Manzano’s parents were originally moved from Puerto Rico to New York when she was still a child. Growing up, there was tension between what they said about the difficulty of their lives on the island, and their memories of life there and the special place it occupied in their hears. As the civil rights movement grew, Manzano said she initially had difficulty determining where exactly she fit as a Puerto Rican and Latina before gaining inspiration and pride from the activist group The Young Lords, which pushed for Puerto Rican self-determination and equality first in Chicago and then in New York.

“This had a profound effect on me,” she said. “All of a sudden I wanted to know more about my people and where I had come from. I became proud of who I was. I embraced the identification of being called, ‘nuyorican,'” a term adopted by Puerto Ricans who lived in New Work and melded the two cultures.

Within Puerto Rican families, including her own, she saw a diversity of skin colors, with some racially mixed cousins with darker skin, and some with skin lighter than hers. Seeing the ongoing struggle against segregation in Alabama and elsewhere in the South, as a child she was fearful of being separated from fellow Puerto Ricans based on the color of their skin.

“I worried that if my cousin and I found ourselves in the South, and had a take a bus, I would have to sit in the front, and I was sure then I would not know when it was time to get off,” she said. “On some deeper level, I felt afraid that our imagined bus separation would result in us seeing each other in a different light.

“I think Dr. King’s example and my own personal one illustrates the wearing down on children that inequality creates,” Manzano said. “It starts at an early age and the results are long-lasting. Sesame Street understood that. The idealistic idea behind the show was to help dispel years of children receiving messages that challenge their self-worth.”

It was Latino activists who pushed Sesame Street to expand the diversity of characters on the show, which resulted in 1971 in Manzano joining the cast as “Maria” and actor Emilio Delgado joining as “Luis.” The characters worked together in the Fix-It Shop where Manzano joked Tuesday she spent 44 years repairing the same toaster.

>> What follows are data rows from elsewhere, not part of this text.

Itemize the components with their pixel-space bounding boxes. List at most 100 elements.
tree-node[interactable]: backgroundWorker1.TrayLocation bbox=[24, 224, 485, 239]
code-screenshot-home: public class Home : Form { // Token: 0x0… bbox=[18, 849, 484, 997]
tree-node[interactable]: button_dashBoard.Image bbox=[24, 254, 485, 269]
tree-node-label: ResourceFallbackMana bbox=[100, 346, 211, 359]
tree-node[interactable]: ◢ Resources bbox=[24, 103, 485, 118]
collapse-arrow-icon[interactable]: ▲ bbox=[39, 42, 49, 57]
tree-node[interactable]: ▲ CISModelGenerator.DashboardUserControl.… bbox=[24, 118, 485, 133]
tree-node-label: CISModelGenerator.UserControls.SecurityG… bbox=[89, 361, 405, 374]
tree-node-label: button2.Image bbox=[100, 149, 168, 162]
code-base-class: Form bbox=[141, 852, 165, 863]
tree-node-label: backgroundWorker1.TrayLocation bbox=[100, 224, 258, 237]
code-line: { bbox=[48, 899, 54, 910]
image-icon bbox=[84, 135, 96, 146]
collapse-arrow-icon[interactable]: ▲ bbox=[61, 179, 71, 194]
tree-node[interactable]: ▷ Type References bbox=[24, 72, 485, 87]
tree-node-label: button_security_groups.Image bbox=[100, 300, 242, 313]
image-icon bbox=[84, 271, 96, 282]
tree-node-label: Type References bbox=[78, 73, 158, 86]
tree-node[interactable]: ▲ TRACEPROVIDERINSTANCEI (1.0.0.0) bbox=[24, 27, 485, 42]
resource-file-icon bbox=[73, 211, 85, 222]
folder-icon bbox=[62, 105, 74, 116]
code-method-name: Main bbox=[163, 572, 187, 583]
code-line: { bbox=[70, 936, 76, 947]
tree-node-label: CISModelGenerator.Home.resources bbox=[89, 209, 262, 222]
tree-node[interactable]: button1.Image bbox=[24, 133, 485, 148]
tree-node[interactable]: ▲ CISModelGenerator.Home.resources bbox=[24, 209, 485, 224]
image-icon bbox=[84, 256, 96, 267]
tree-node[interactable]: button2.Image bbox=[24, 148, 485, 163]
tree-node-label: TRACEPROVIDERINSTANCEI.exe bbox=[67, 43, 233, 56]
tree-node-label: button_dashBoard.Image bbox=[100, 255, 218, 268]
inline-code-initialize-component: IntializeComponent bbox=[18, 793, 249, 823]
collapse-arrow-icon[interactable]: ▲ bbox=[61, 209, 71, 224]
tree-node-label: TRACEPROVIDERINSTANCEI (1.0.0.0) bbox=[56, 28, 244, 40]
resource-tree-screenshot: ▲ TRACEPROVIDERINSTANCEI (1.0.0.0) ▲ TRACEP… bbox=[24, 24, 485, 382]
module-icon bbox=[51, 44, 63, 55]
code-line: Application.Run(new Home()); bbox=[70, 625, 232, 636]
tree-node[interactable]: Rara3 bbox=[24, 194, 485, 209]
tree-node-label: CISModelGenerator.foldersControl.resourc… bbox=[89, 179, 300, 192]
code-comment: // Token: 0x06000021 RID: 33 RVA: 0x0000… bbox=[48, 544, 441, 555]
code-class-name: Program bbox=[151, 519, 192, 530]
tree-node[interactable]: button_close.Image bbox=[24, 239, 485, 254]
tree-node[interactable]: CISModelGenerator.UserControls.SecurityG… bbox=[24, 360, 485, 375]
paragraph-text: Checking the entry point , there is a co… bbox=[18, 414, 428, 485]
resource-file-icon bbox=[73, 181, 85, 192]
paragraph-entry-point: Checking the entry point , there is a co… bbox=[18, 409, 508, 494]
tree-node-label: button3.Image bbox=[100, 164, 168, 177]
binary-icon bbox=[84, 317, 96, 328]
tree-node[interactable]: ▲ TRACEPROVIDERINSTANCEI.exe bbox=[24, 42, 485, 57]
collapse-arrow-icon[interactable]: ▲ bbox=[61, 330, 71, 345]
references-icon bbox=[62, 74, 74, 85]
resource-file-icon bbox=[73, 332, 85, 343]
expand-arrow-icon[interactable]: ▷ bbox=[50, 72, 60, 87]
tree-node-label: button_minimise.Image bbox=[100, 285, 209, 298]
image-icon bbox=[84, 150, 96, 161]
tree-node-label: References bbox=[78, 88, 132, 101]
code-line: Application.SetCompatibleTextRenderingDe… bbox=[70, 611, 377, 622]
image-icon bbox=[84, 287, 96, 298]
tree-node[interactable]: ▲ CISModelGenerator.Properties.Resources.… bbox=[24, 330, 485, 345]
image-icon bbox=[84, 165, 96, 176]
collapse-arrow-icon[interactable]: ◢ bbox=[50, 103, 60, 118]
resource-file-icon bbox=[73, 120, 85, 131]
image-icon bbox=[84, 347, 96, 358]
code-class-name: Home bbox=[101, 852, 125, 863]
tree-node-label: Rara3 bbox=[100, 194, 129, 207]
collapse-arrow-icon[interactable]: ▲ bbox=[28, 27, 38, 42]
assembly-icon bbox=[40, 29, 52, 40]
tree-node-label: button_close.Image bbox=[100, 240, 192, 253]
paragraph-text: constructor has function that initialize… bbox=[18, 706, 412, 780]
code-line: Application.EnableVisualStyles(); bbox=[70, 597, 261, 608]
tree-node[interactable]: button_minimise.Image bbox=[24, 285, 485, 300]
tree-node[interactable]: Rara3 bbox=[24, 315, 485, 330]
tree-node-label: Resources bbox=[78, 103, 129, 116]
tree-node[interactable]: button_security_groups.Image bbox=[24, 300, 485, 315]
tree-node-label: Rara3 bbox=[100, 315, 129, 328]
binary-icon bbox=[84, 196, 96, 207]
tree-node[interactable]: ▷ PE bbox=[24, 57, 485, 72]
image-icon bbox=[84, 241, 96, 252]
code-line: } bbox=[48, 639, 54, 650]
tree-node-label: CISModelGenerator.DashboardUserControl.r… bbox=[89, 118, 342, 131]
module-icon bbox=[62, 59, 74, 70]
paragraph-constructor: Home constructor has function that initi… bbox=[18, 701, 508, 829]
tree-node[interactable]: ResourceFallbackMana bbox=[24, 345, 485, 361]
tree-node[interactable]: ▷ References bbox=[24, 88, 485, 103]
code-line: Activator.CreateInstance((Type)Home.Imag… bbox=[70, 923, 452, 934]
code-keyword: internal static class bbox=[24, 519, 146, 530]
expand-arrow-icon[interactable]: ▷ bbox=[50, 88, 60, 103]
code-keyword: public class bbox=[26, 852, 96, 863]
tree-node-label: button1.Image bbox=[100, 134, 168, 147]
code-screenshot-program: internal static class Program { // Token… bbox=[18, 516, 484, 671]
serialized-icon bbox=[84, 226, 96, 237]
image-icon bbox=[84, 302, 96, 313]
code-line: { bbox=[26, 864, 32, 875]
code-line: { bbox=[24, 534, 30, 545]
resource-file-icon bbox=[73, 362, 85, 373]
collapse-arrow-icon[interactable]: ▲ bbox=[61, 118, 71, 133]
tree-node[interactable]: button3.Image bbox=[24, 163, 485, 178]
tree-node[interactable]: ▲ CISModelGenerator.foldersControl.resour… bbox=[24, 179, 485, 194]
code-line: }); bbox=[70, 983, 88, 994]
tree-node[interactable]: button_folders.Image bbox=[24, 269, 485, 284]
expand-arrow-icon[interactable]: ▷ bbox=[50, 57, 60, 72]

Manzano brought to the role her own experiences growing up in the Bronx and the pride that had grown within her of being a Puerto Rican and a Latina. “My effect on the show was in keeping with the social realizations I was going through at the time,” she said. “The producers kept telling me that Maria should be a real person. The only way to do that was to never forget who I was. So I always imagined a little kid watching television looking for comfort the same way I used to watch television to look for comfort.”

While proud of all that she, her cast members and the show has accomplished, Manzano said she is also disappointed that much of the momentum created during the civil rights movement has not led to sustained and broader changes in society. “We deny climate change even as we burn in the fires that climate change causes,” Manzano said. “We are living in such harsh, unsympathetic times. People aren’t happy to win elections. They have to kick the defeated as well.”

That said, the civil rights movement and the legacy of King have shown that things can change within a generation, and she’s optimistic that change will continue going forward. “Young people began the movement in the 1960s, and they can do it again,” she said.

Manzano is grateful for the praise she receives for breaking new ground in television, but admits that she’s not the only one who could have accomplished what she has accomplished. “I was simply one of the first who was allowed a seat at the great American table,” she said.

Manzano was introduced at the event by Associate Professor of Education and Director of Intercultural Education Cherrel Miller Dyce, who said the commemorative address is the anchor for the broad variety of events Elon hosts during January to celebrate the work of King. “I often imagine what the state of this republic would be if Dr. King was still alive,” Miller Dyce told the crowd. “In these moments of reflection, I am comforted that although he’s no longer here, the spirit of his passion, commitment, tenacity, reconciliation and relentless faith lives in you and me.”